Wednesday, August 10, 2011
The politics of free stuff
The United States of America would not exist without riots. Nor would many other modern nations. Riots like the one 1770 in Boston are an integral part of revolutions, and most nations had some on their way from earlier more tyrannical forms of government to modern democracy. Having said that, the London rioters make for rather unlikely revolutionaries. As one lady in the middle of it said so correctly: "we are not all gathering together and fighting for a cause. We are running out of Footlocker and theifin shoes." Stories of rioters using Blackberries to text each other about where to get "free stuff" and mostly targeting brand clothing and electronics stores cast doubts on both the motivation and degree of poverty of the rioters.
Nevertheless British politicians dismissing the rioters as just criminals don't get the whole picture either. There were far too many of them to be just a criminal gang, it was more like a movement. And then you have to ask yourself why so many young people considered rioting and looting a better use of their time than what they were doing otherwise. Unemployment is not an excuse for criminal behavior, but often enough the root cause.
Of course rioting will not solve anything in the short term, and we are still a long way from a revolution. Nevertheless I wouldn't totally exclude the possibility of a revolution either, not if we continue like this. Politicians not only looked very helpless in face of these riots, they also offered only the full panoply of all the wrong solutions: The left thinks more welfare would calm the youths down, while the right wants to lock them all up and remove their benefits.
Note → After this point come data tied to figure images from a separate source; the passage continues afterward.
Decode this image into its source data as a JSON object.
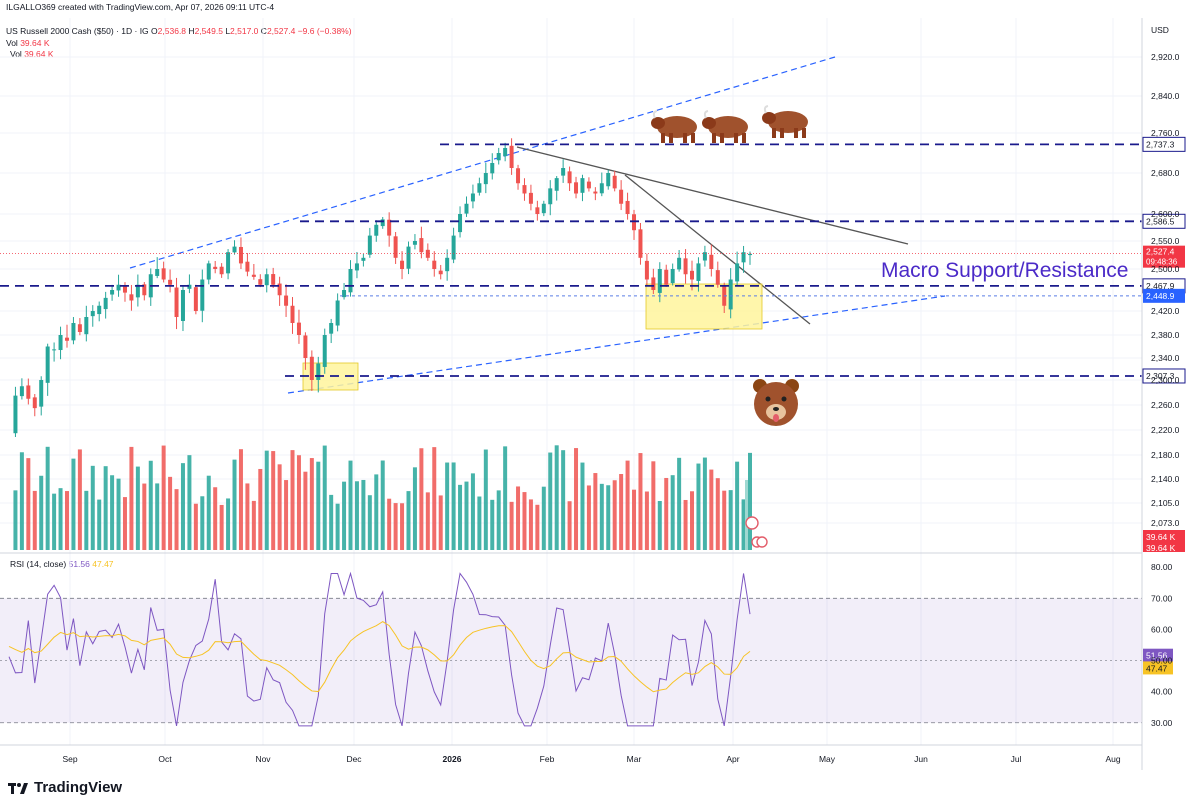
{
  "header": {
    "author_line": "ILGALLO369 created with TradingView.com, Apr 07, 2026 09:11 UTC-4",
    "symbol": "US Russell 2000 Cash ($50) · 1D · IG",
    "ohlc": {
      "o_label": "O",
      "o": "2,536.8",
      "h_label": "H",
      "h": "2,549.5",
      "l_label": "L",
      "l": "2,517.0",
      "c_label": "C",
      "c": "2,527.4",
      "change": "−9.6 (−0.38%)"
    },
    "vol1_label": "Vol",
    "vol1": "39.64 K",
    "vol2_label": "Vol",
    "vol2": "39.64 K",
    "currency": "USD"
  },
  "rsi_header": {
    "label": "RSI (14, close)",
    "rsi": "51.56",
    "ma": "47.47"
  },
  "annotation": {
    "text": "Macro Support/Resistance"
  },
  "branding": {
    "text": "TradingView"
  },
  "colors": {
    "up": "#26a69a",
    "down": "#ef5350",
    "level_line": "#1a1a8c",
    "trend_blue": "#2962ff",
    "rsi_line": "#7e57c2",
    "rsi_ma": "#f7c325",
    "highlight": "#fff59d"
  },
  "chart_data": [
    {
      "type": "candlestick",
      "title": "US Russell 2000 Cash ($50) · 1D · IG",
      "x_ticks": [
        "Sep",
        "Oct",
        "Nov",
        "Dec",
        "2026",
        "Feb",
        "Mar",
        "Apr",
        "May",
        "Jun",
        "Jul",
        "Aug"
      ],
      "y_ticks": [
        "2,920.0",
        "2,840.0",
        "2,760.0",
        "2,680.0",
        "2,600.0",
        "2,550.0",
        "2,500.0",
        "2,420.0",
        "2,380.0",
        "2,340.0",
        "2,300.0",
        "2,260.0",
        "2,220.0",
        "2,180.0",
        "2,140.0",
        "2,105.0",
        "2,073.0"
      ],
      "ylim": [
        2045,
        2950
      ],
      "levels": [
        {
          "value": 2737.3,
          "label": "2,737.3",
          "style": "dashed-navy"
        },
        {
          "value": 2586.5,
          "label": "2,586.5",
          "style": "dashed-navy"
        },
        {
          "value": 2467.9,
          "label": "2,467.9",
          "style": "dashed-navy"
        },
        {
          "value": 2448.9,
          "label": "2,448.9",
          "style": "dotted-blue"
        },
        {
          "value": 2307.3,
          "label": "2,307.3",
          "style": "dashed-navy"
        }
      ],
      "last_price": {
        "value": 2527.4,
        "label": "2,527.4",
        "countdown": "09:48:36"
      },
      "volume_badges": [
        "39.64 K",
        "39.64 K"
      ],
      "price_path": [
        2215,
        2275,
        2290,
        2270,
        2255,
        2300,
        2360,
        2355,
        2380,
        2370,
        2400,
        2385,
        2410,
        2420,
        2430,
        2445,
        2460,
        2470,
        2455,
        2440,
        2470,
        2450,
        2490,
        2500,
        2480,
        2470,
        2410,
        2460,
        2470,
        2420,
        2480,
        2510,
        2500,
        2490,
        2530,
        2540,
        2510,
        2495,
        2485,
        2470,
        2490,
        2470,
        2450,
        2430,
        2400,
        2380,
        2340,
        2300,
        2330,
        2380,
        2400,
        2440,
        2460,
        2500,
        2510,
        2520,
        2560,
        2580,
        2590,
        2560,
        2520,
        2500,
        2540,
        2550,
        2530,
        2520,
        2500,
        2490,
        2520,
        2560,
        2600,
        2620,
        2640,
        2660,
        2680,
        2700,
        2720,
        2730,
        2690,
        2660,
        2640,
        2620,
        2600,
        2620,
        2650,
        2670,
        2690,
        2660,
        2640,
        2670,
        2650,
        2640,
        2660,
        2680,
        2650,
        2620,
        2600,
        2570,
        2520,
        2480,
        2460,
        2500,
        2470,
        2500,
        2520,
        2490,
        2480,
        2510,
        2530,
        2500,
        2470,
        2430,
        2480,
        2510,
        2530,
        2527
      ],
      "rsi": {
        "ylim": [
          25,
          82
        ],
        "y_ticks": [
          "80.00",
          "70.00",
          "60.00",
          "50.00",
          "40.00",
          "30.00"
        ],
        "band": [
          30,
          70
        ],
        "current": {
          "rsi": 51.56,
          "ma": 47.47,
          "rsi_label": "51.56",
          "ma_label": "47.47"
        }
      }
    }
  ]
}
The former plan of redistribution isn't economically sustainable, and the latter plan is the direct way into a police state. If you have 25% youth unemployment, you can't just lock them all up.
I believe the solution to be very different, not redistribution but a different distribution of the added value produced by companies right when they produce that value. And I believe the culprit who caused things to go wrong wasn't some politician, but an accountant hundreds of years ago, when the rules of company accounting were first invented. Let me explain:
Companies create value. They turn some lower value inputs like raw materials and energy into final products which have a higher value. Or they create value through services, like the distribution of goods. The added value the company creates is then flowing to the various stakeholders of a company, mostly the investors and the workers. A proper measure of how good a company works would calculate the added value created by the company by counting the value of the goods or services produced, and deducting the cost of the raw materials and energy consumed in the process.
Unfortunately real companies don't calculate like that. They do count the value of the good or services produced and deduce the cost, but at some point in time some accountant decided that salaries were a cost. That is an extremely narrow view, which is only true if you are the investor, and the only added value created that interests you is the one going into your own pocket. From a larger point of view, for society, it only matters how much total value is added, not whether that added value lands in the pocket of the investor, or in the pockets of the workforce.
This wrong way of accounting for investors profit instead of total added value over the centuries has led to companies doing their utmost to become "more efficient" by reducing labor cost. If money given to employees is a "loss", you strive to avoid that loss. What companies should have done instead is searching for the optimum number of workers which would maximize the total added value created by the company. It is pretty certain that this optimimum for total wealth creation would mean more employment, even if the share of the profits for investors would be somewhat smaller. But the benefit for society would be huge: Less unemployment, more value creation, and more money going towards people who actually spend that money, thus growing the economy even further. And ultimately less riots. Because if you can afford to shop for expensive trainers at Footlocker, you're less likely to go looting them.
Salaries are not a cost, they are an important part of the value created by a company.